Hermogenes Esperon advises Mindanao separatists to explore other ways to gain a Moro homeland. The fierce general-turned-peace negotiator offers alternatives in light of Malacañang’s scrapping of the initialed Memo on Ancestral Domain. Two bills in Congress — to expand the Muslim autonomous region and to shift to federal form — offer home rule, he says. With the executive lies a third option: to disarm and rejoin society.
Esperon missed a fourth way that does not require lobbying long months for bicameral passage or shame of surrender. All the Moro Islamic Liberation Front has to do is apply its desired territory for a Certificate of Ancestral Domain Title. Chances are Malacañang will concede, as it has parceled off millions of hectares to supposed “indigenous peoples”. As icing on the cake, the MILF under the 1997 Indigenous Peoples Rights Act (IPRA) legally will be freed from government agencies like the police or military or prosecutors. The law bars state offices from meddling in ancestral domains — which is what the separatists want anyway. In fact, mere application for ancestral title gives the applicant absolute control over the area.
What more can separatists ask?
The IPRA defines ancestral domains as all areas — soil, inland waters, coasts and natural resources — historically belonging to indigenous peoples. Soil includes ancestral lands, forests, pastures, hunting and burial grounds. Indigenous peoples refer to homogenous societies sharing common tongue, customs and history different from majority of Filipinos.
Ancestral domains are private but communal property. To formalize ownership, the ethnic group must apply with the National Commission on Indigenous People (NCIP) for Certificate of Ancestral Domain Title (CADT). As an executive agency, the NCIP began in 1997 under supervision of the Office of the President. After which, it was moved in 2004 to the Dept. of Agrarian Reform, then in May 2008 to the Dept. of Environment & Natural Resources, and less than three months later in Aug. 2008 back to the OP. As of Nov. 2006 the NCIP had issued 50 CADTS covering 986,797 hectares to 228,673 tribes folk, aside from 1,105,766 hectares to individuals. Another 101 applications are pending, covering 2,216,175 hectares.
An odd feature of the IPRA is that once an ancestral domain has been titled, certain government agencies lose legal jurisdiction over it. Listed are: Depts. of Justice, Interior & Local Governments, Environment & Natural Resources, Agrarian Reform, and National Development Company. The Implementing Rules and Regulations added more banned agencies: Depts. of National Defense, Education, Trade & Industry, Energy, Tourism, and Health. Since the DOJ, DILG and DND are forbidden from prying into ancestral affairs, so are their operating bureaus: the NBI, National Police, and Armed Forces. Upon application for title, the applicant already can veto state meddling.
Enter the MILF. If the secessionists opt to exploit the legal process, including Manila’s hazy notion of ancestral domain, it can gain its Moro territory. No need to insist on the initialed but unsigned MOA-AD. That pact automatically would have annexed six towns of Lanao del Sur into the Muslim region, but requires plebiscites in 737 barangays in dozen others across Mindanao, Sulu and Palawan. The MILF can take a short cut thru Malacañang’s NCIP to a titled homeland.
There’s a bonus to boot. The MILF can even gain title to erstwhile inalienable forests.

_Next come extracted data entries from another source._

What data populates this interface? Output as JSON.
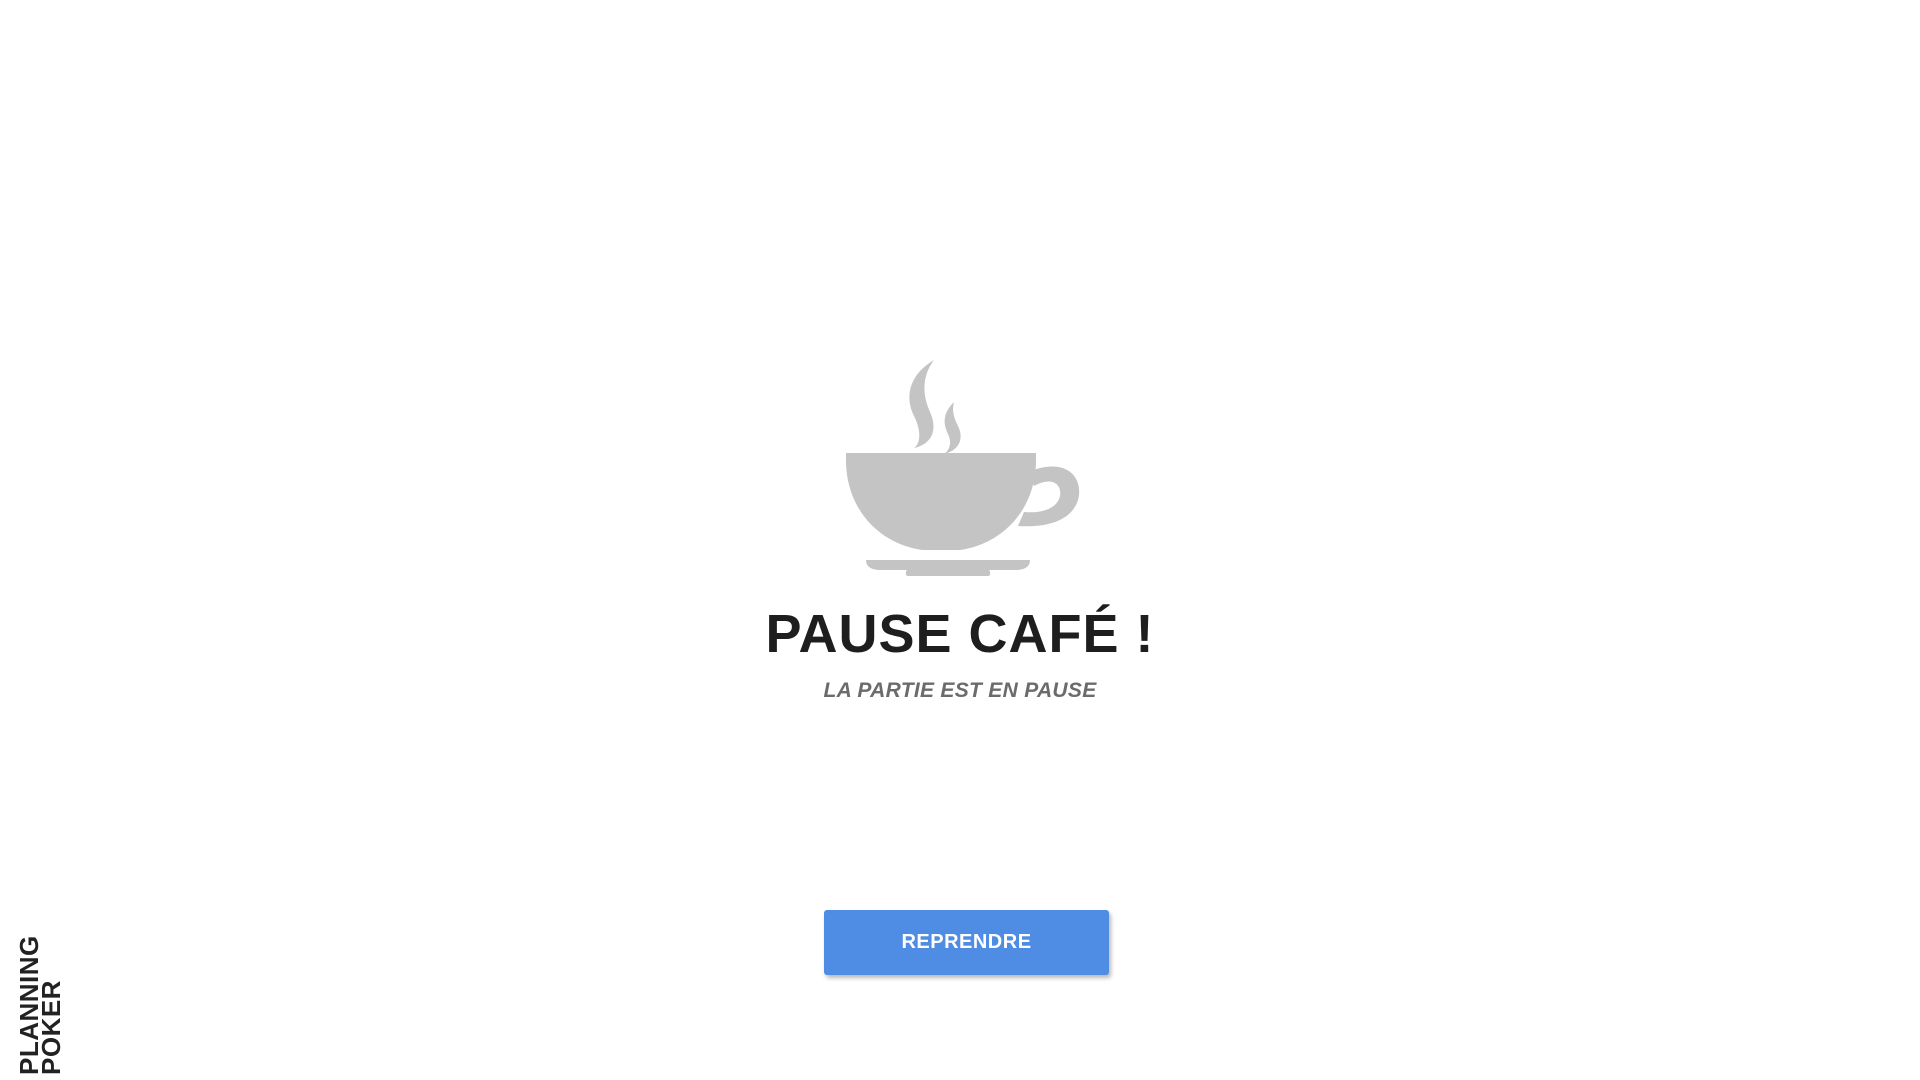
{
  "pause": {
    "icon": "coffee-cup-icon",
    "title": "PAUSE CAFÉ !",
    "subtitle": "LA PARTIE EST EN PAUSE"
  },
  "actions": {
    "resume_label": "REPRENDRE"
  },
  "logo": {
    "line1": "PLANNING",
    "line2": "POKER"
  },
  "colors": {
    "button": "#4f8ce4",
    "icon": "#c4c4c4",
    "title": "#1e1e1e",
    "subtitle": "#6b6b6b"
  }
}
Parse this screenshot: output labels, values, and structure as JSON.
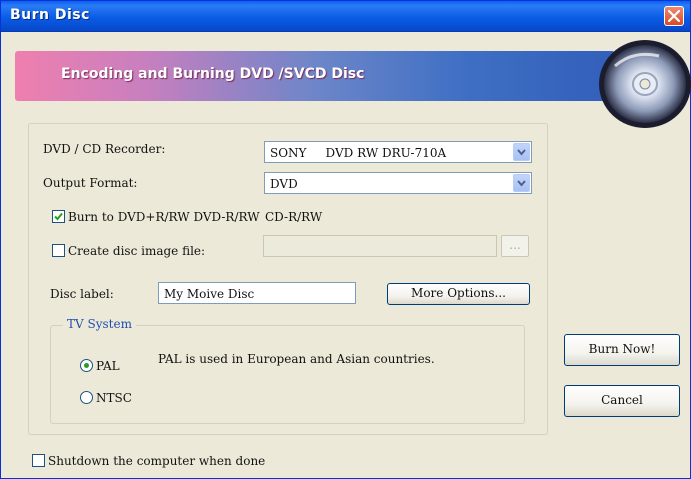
{
  "window": {
    "title": "Burn Disc"
  },
  "banner": {
    "text": "Encoding and Burning DVD /SVCD Disc"
  },
  "recorder": {
    "label": "DVD / CD Recorder:",
    "value": "SONY     DVD RW DRU-710A"
  },
  "output_format": {
    "label": "Output Format:",
    "value": "DVD"
  },
  "burn_to": {
    "label": "Burn to DVD+R/RW DVD-R/RW",
    "suffix": "CD-R/RW",
    "checked": true
  },
  "disc_image": {
    "label": "Create disc image file:",
    "value": "",
    "checked": false,
    "browse": "..."
  },
  "disc_label": {
    "label": "Disc label:",
    "value": "My Moive Disc"
  },
  "buttons": {
    "more_options": "More Options...",
    "burn_now": "Burn Now!",
    "cancel": "Cancel"
  },
  "tv_system": {
    "title": "TV System",
    "options": [
      {
        "label": "PAL",
        "selected": true
      },
      {
        "label": "NTSC",
        "selected": false
      }
    ],
    "description": "PAL is used in European and Asian countries."
  },
  "shutdown": {
    "label": "Shutdown the computer when done",
    "checked": false
  },
  "colors": {
    "title_bar": "#0a5ff0",
    "dialog_bg": "#ece9d8",
    "group_title": "#1e50b0",
    "close_button": "#d74a26"
  },
  "icons": [
    "close-icon",
    "disc-icon",
    "chevron-down-icon",
    "checkmark-icon"
  ]
}
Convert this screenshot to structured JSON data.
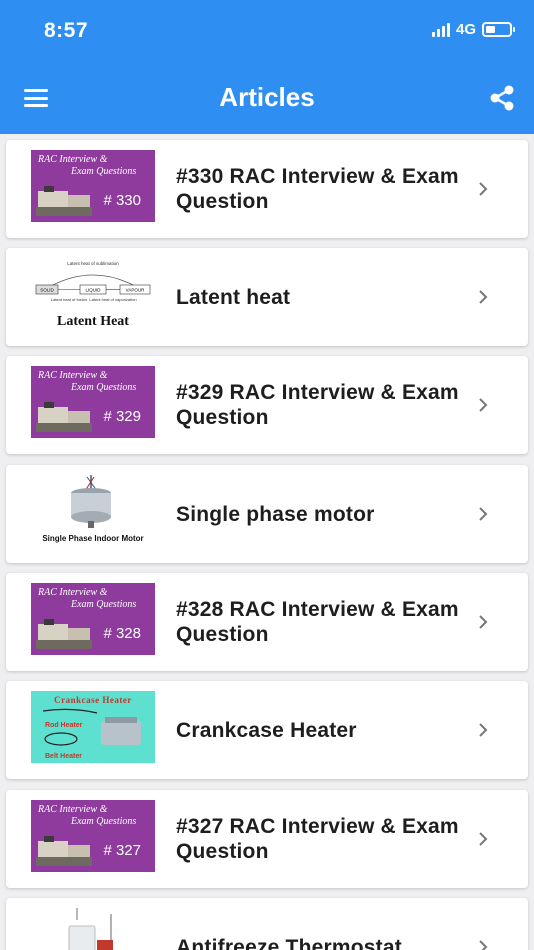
{
  "status_bar": {
    "time": "8:57",
    "network": "4G"
  },
  "header": {
    "title": "Articles",
    "menu_icon": "hamburger-menu-icon",
    "share_icon": "share-icon"
  },
  "articles": [
    {
      "title": "#330 RAC Interview & Exam Question",
      "thumb": "rac",
      "thumb_text": [
        "RAC Interview &",
        "Exam Questions",
        "# 330"
      ]
    },
    {
      "title": "Latent heat",
      "thumb": "latent",
      "thumb_text": [
        "Latent Heat"
      ]
    },
    {
      "title": "#329 RAC Interview & Exam Question",
      "thumb": "rac",
      "thumb_text": [
        "RAC Interview &",
        "Exam Questions",
        "# 329"
      ]
    },
    {
      "title": "Single phase motor",
      "thumb": "motor",
      "thumb_text": [
        "Single Phase Indoor Motor"
      ]
    },
    {
      "title": "#328 RAC Interview & Exam Question",
      "thumb": "rac",
      "thumb_text": [
        "RAC Interview &",
        "Exam Questions",
        "# 328"
      ]
    },
    {
      "title": "Crankcase Heater",
      "thumb": "crank",
      "thumb_text": [
        "Crankcase Heater",
        "Rod Heater",
        "Belt Heater"
      ]
    },
    {
      "title": "#327 RAC Interview & Exam Question",
      "thumb": "rac",
      "thumb_text": [
        "RAC Interview &",
        "Exam Questions",
        "# 327"
      ]
    },
    {
      "title": "Antifreeze Thermostat",
      "thumb": "thermo",
      "thumb_text": []
    }
  ],
  "latent_diagram": {
    "top_label": "Latent heat of sublimation",
    "boxes": [
      "SOLID",
      "LIQUID",
      "VAPOUR"
    ],
    "bottom_left": "Latent heat of fusion",
    "bottom_right": "Latent heat of vaporization"
  },
  "colors": {
    "header": "#2e8ef2",
    "rac_purple": "#8e3b9d",
    "crank_teal": "#5de0cf"
  }
}
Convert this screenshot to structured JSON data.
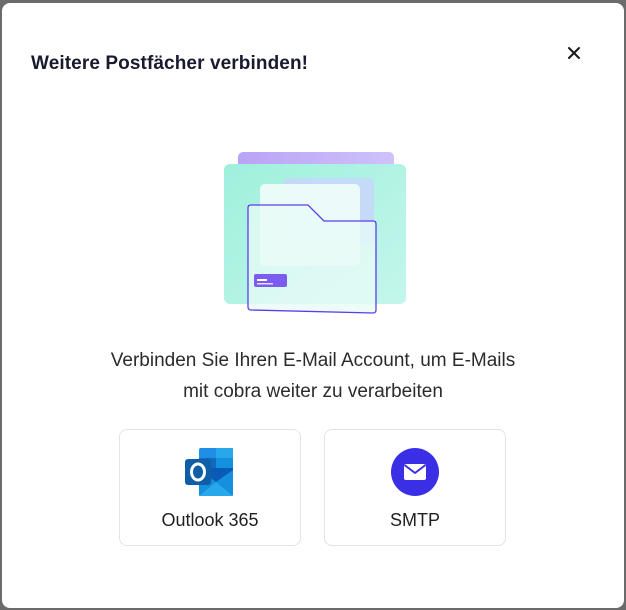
{
  "dialog": {
    "title": "Weitere Postfächer verbinden!",
    "close_icon": "close-icon",
    "illustration_icon": "folder-mail-illustration",
    "description_line1": "Verbinden Sie Ihren E-Mail Account, um E-Mails",
    "description_line2": "mit cobra weiter zu verarbeiten",
    "options": [
      {
        "label": "Outlook 365",
        "icon": "outlook-icon",
        "color": "#0f6cbd"
      },
      {
        "label": "SMTP",
        "icon": "envelope-icon",
        "color": "#3b2fe6"
      }
    ]
  },
  "colors": {
    "overlay": "#6b6b6b",
    "surface": "#ffffff",
    "accent_purple": "#3b2fe6",
    "illustration_mint": "#a8f0e0",
    "illustration_lavender": "#b9a6f5"
  }
}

A recent ruling of a Supreme Court division considers forestlands to now be parts of ancestral domains. The precedent arose from a case involving Mt. Diwalwal in Compostela, ironically where MILF rebels took two cops captive this week. The gold rush hilltop sits in center of a 166,000-hectare tree farm of Picop (Paper Industries Corporation of the Philippines), leased as forest reserve since 1963. Generals and politicos had taken immoderate interest in the gold mine in 2002, so began pressuring the publicly listed firm to give up its forest concession. Picop sued, winning in the lower and Appellate Court, but losing by technicality in the SC division. The latter opined that Picop failed to secure clearance from NCIP in seeking to extend its forest claim. Picop argued that there was no such requirement because NCIP does not keep records of forestlands. Besides, the SC en banc has ruled time and again that forestlands, unlike ancestral lands, can never become private.
The MOA-AD that Malacañang nearly signed with the MILF applied the division’s legal twist. The Moro ancestral domain would have included “old growth or natural forests and all watersheds (declared) as forest reserves.” With the MOA-AD in limbo, separatists can still use the IPRA and division ruling to wangle territory. Would-be ethnic groups can also lay claim to once inalienable forests, two-fifths of RP land or 12 million hectares.
There’s a caveat, though. Once the MILF and other bands each get hold of hundreds of thousands or even millions of hectares, they can build viable armies. From resulting civil strife, RP can qualify as the next failed state after Somalia.